Le principe de la necknomination est celui du binge-drinking aggravé de manière délirante. Il s’agit d’une activité socioculturelle du samedi soir venant des pays du nord de l’Europe. Elle consiste à avaler des alcools forts en un minimum de temps, jusqu’à l’ivresse complète. Retour à domicile par l’abstinent qui ira aimablement ramener ses amis chez eux et border leurs lits pour qu’ils décuvent tranquillement de leurs bitures.
La necknomination est apparue il y a un mois seulement. Le principe en est de se faire filmer en train d’avaler cul sec une série de verres d’alcool. Le mot de nomination peut être traduit par « proposition de candidature ». Il s’agit donc de passer ensuite la vidéo à trois amis « nominés », c’est-à-dire sensés faire la même chose et passer la consigne à trois suivants etc. Le tout par l’intermédiaire des réseaux sociaux…
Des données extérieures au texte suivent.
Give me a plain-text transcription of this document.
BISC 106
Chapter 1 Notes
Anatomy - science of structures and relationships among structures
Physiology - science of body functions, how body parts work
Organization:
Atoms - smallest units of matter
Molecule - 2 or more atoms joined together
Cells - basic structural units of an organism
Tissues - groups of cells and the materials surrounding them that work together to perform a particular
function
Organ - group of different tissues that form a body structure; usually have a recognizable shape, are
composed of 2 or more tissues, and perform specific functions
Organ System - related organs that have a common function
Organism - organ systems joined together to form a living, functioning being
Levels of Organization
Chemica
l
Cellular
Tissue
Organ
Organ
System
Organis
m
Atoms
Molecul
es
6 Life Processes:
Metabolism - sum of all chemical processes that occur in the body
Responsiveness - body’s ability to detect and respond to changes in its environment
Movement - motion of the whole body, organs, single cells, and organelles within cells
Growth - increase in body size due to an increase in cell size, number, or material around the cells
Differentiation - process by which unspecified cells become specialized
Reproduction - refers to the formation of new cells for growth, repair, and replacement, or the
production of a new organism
Le plus inquiétant est qu’en aussi peu de temps, ce jeu curieux a connu un succès fulgurant. Pas moins de 20.000 « j’aime » sur Facebook dix jours seulement après sa création. C’est un véritable tsunami qui se déclencha. Charmant… Les conséquences sont bien sûr celles de l’alcoolisation aigüe, les mêmes que celles du binge-drinking et pour cause. Elles vont du simple mal de tête au troubles respiratoires puis au coma éthylique avec la mort à la clé. Cinq décès ont déjà été signalés en Grande-Bretagne.
Le 19 janvier dernier, le ministère des Affaires sociales et de la Santé a mis en garde les Français sur cette dangereuse pratique. « Le necknomination représente un véritable danger notamment pour les jeunes… ».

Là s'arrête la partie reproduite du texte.